The working environment of teachers should receive more attention, given the time they remain in classrooms. Crowded classrooms generate significant noise and place excessive demands on phonation. In this context noise verification has not been routine or even required. Most of the teachers in this study reported excessive classroom noise. 190 of 240 teachers assessed by Pérez Fernandez & Preciato López14–15 made similar complaints in a specific questionnaire.

Based on our study we believe that teachers exposed to classroom noise may develop occupational hearing loss throughout their career, given the significant number of auditory symptoms, frequent reports of excessive classroom noise, a large number of altered audiometries compared to the control group (40 × 18), and high classroom sound pressure values in teachers belonging to the GI group. Many teachers had notches in their audiometric configuration, reinforcing the abovementioned assumption. This curve is typical of noise-induced hearing loss and was found in only 1 control group volunteer and in 18 sample group teachers. This diagnosis, however, is based on a reduction of audiometric thresholds when compared to pre-placement exams, which have not been standardized for teachers. Confirmation, therefore, is limited.

Verification of classroom sound pressure levels is not done routinely, but our investigation revealed elevated values, ranging from 59.8 dB (A) to 89 dB (A). If the acceptable noise level for industry workers is 85dB, and that studies on acoustics applied to education suggest tolerable classroom sound pressures of 40 to 70dB(A),2,16 we conclude that teachers are exposed to excessive noise levels, notwithstanding Bovo & Galceran's17 findings of classroom noise levels up to only 55dB.

The regulating rule number 15 of the Ordinance 3.214/78,18 which defines tolerance levels for exposure to noise, refers to continuous and intermittent noise, such as that in classrooms. Jiang19 underlines the harmful effects of noise originating outside classrooms, showing an increased prevalence of hypoacusis at high frequencies in physical education teachers.

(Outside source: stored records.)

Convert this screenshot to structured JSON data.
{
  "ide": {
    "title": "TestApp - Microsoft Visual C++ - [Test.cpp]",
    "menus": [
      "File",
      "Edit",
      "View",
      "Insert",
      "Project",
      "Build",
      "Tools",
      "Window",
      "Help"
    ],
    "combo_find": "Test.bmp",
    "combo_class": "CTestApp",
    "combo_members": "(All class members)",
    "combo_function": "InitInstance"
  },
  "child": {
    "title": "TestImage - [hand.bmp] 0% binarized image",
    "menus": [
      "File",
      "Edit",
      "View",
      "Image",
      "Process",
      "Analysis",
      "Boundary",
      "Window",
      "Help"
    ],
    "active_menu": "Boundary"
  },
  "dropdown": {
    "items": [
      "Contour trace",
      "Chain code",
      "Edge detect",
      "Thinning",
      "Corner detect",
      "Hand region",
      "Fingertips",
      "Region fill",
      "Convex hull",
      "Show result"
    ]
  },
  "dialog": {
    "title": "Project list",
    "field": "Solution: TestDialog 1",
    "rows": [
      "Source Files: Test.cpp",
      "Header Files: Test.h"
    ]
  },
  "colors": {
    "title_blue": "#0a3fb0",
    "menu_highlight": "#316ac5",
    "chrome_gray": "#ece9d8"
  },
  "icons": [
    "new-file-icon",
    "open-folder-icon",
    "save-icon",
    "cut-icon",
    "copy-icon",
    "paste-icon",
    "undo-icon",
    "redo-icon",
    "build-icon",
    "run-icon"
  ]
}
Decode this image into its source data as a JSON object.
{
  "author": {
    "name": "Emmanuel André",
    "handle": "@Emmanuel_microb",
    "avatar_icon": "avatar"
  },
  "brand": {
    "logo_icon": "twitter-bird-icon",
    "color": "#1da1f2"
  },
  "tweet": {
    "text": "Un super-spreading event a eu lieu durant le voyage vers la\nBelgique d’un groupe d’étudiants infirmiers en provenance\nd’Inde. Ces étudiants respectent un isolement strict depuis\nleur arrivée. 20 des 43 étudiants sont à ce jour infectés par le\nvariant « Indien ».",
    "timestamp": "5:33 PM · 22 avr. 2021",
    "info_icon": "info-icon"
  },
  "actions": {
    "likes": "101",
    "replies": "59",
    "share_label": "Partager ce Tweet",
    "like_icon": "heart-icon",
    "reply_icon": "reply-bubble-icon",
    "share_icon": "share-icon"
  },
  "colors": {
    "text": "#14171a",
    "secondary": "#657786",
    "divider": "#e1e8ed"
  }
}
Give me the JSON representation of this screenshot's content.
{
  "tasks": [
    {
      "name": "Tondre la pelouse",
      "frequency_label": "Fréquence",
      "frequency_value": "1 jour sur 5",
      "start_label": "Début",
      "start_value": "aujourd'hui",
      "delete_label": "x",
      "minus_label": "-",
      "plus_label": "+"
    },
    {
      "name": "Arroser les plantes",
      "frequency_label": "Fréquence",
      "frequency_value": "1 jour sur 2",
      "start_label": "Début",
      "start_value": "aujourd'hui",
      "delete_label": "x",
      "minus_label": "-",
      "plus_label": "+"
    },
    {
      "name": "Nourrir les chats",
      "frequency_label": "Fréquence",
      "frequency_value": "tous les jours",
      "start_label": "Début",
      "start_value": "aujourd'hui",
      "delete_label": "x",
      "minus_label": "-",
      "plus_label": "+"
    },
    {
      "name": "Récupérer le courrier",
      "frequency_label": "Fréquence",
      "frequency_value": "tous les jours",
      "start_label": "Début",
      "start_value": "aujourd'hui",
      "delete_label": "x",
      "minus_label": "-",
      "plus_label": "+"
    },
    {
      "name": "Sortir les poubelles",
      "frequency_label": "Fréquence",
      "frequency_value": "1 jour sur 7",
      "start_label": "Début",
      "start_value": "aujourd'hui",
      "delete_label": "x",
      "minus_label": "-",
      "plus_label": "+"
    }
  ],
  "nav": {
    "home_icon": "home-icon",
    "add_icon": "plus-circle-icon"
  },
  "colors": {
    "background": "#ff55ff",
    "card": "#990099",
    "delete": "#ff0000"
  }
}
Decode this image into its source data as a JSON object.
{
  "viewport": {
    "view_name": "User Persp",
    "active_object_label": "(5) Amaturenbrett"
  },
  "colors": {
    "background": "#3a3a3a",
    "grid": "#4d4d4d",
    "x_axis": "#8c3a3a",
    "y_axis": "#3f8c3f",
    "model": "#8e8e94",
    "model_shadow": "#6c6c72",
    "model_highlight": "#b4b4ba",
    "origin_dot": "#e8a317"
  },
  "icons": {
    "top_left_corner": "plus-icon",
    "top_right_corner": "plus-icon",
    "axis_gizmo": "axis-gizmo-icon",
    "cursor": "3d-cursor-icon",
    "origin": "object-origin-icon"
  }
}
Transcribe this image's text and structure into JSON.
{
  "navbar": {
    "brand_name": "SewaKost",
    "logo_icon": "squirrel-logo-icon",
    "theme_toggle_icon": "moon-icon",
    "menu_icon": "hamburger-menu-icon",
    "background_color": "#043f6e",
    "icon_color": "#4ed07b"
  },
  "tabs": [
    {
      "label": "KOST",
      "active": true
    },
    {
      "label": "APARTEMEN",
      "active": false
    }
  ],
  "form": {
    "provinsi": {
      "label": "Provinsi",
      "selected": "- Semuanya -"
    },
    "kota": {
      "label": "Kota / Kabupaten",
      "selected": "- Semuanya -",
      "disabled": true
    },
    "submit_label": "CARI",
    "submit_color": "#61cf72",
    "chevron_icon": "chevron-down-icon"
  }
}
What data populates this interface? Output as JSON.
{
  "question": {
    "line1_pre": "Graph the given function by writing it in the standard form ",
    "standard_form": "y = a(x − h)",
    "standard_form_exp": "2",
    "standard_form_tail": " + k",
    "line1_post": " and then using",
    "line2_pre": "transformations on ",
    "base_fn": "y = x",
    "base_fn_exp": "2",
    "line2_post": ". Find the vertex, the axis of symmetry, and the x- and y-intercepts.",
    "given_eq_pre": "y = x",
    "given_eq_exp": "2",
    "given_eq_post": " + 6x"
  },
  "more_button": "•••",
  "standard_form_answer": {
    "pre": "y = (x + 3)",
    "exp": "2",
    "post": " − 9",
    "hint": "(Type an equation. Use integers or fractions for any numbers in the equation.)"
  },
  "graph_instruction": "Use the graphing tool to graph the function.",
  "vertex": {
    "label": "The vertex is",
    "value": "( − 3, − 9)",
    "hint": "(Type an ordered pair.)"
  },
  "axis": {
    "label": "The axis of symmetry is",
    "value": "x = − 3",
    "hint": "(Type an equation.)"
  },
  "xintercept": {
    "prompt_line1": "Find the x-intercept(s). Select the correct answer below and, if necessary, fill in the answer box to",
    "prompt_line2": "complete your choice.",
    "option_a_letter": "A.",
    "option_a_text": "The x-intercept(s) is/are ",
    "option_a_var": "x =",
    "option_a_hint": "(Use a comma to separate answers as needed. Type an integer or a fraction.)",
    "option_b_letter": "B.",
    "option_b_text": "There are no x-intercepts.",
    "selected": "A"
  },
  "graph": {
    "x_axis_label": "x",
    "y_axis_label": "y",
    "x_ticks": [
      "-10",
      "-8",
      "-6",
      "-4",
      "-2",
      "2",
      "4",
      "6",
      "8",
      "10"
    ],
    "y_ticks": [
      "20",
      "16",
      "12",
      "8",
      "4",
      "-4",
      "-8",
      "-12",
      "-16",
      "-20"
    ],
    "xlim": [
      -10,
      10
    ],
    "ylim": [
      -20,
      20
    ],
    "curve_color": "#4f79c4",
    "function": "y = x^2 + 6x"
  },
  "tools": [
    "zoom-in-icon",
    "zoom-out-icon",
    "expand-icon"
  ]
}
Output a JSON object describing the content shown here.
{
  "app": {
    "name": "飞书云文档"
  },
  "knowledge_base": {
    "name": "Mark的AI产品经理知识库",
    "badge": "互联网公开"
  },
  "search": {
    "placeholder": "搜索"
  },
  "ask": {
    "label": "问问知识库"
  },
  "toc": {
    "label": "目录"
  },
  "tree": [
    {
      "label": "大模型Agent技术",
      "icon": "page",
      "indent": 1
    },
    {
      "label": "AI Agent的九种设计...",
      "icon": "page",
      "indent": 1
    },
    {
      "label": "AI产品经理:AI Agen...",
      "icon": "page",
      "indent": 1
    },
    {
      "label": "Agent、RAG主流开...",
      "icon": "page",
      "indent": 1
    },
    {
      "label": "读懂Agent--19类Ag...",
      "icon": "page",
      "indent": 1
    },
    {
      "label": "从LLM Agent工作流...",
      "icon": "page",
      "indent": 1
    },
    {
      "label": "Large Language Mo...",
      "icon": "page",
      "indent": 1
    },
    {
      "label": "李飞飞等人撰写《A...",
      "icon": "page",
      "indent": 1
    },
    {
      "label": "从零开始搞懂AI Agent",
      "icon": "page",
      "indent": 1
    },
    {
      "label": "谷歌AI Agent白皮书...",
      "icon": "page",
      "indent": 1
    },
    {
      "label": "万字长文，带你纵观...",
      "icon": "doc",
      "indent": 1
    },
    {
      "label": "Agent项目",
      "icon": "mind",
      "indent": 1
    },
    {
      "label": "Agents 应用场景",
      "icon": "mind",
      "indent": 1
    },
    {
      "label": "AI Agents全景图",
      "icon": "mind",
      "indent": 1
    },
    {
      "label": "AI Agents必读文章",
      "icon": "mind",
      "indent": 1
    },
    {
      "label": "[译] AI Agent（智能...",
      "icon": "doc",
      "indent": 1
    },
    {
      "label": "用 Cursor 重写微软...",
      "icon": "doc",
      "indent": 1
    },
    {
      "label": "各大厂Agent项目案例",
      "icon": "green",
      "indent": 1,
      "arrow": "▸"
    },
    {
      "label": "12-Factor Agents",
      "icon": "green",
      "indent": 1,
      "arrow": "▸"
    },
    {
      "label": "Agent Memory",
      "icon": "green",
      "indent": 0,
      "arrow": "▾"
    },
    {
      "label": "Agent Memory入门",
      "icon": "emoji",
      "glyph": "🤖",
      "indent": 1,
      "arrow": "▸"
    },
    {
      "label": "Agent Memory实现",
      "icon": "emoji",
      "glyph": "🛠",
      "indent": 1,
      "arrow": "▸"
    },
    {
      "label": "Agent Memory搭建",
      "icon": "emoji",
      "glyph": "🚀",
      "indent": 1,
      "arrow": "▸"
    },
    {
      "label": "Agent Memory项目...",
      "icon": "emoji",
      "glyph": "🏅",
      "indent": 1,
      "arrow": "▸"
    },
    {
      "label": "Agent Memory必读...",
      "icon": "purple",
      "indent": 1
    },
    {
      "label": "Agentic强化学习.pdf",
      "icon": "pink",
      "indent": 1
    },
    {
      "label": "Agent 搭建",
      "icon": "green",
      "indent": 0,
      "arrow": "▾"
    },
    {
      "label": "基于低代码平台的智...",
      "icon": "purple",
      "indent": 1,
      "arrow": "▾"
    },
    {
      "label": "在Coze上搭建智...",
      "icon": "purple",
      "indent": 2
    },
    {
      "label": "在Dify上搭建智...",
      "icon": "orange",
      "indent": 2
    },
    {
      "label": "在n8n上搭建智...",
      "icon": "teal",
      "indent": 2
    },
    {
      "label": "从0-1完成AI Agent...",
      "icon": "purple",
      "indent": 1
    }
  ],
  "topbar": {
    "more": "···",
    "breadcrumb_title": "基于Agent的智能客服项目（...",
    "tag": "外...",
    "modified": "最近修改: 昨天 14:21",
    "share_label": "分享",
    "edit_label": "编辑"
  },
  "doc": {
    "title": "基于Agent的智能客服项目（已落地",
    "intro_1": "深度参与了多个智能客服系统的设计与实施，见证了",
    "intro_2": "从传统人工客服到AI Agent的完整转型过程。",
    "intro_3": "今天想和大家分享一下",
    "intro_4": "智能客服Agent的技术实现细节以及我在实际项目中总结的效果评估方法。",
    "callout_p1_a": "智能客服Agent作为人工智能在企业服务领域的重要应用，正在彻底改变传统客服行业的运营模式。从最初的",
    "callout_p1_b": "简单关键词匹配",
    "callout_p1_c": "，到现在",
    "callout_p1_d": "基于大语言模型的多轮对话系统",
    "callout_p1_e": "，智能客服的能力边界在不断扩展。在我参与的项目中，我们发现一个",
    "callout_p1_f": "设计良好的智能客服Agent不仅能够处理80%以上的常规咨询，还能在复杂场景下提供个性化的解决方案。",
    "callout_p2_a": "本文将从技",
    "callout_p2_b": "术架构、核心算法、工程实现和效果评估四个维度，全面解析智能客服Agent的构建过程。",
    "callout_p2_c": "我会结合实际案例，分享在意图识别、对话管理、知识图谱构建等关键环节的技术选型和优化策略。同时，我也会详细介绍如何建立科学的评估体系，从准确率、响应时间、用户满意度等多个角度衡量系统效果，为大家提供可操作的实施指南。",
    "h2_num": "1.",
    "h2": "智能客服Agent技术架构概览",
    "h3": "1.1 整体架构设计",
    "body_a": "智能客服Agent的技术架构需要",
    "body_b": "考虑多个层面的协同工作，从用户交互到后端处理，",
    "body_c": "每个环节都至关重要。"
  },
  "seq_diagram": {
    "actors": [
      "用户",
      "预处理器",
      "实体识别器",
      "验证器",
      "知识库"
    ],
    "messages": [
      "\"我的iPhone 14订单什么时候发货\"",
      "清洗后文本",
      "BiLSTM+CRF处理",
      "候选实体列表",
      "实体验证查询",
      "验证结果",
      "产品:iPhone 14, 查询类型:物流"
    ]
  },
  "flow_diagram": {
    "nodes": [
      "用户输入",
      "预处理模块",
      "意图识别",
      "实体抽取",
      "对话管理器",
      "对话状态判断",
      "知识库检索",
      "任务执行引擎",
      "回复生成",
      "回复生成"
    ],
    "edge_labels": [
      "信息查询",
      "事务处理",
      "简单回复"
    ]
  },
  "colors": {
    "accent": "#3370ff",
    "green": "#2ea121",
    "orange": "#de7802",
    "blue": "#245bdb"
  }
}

Various authors in past decades have tried to demonstrate the harmful effects of exposure to excessive noise on auditory pathways. This includes studies of industry machine operators,20,21 musicians,22 military personnel,23 drivers,24 and other recently investigated classes such as hospital workers25 and neonates in ICUs.26 These papers have provided the basis for assuring the health promotion rights of various workers. Few of these studies, however, have focused on teachers, who experience inadequate working conditions and frequent auditory symptoms.


The high frequency of auditory symptoms, constant reports of excessive classroom noise, the detection of a significant percentage of altered exams with a predominance of notches, and verification of high environmental noise levels, suggest that occupational hearing loss due to noise exposure is present in teachers. This diagnosis needs to be confirmed through pre-placement and periodic exams and further careful studies similar to this paper.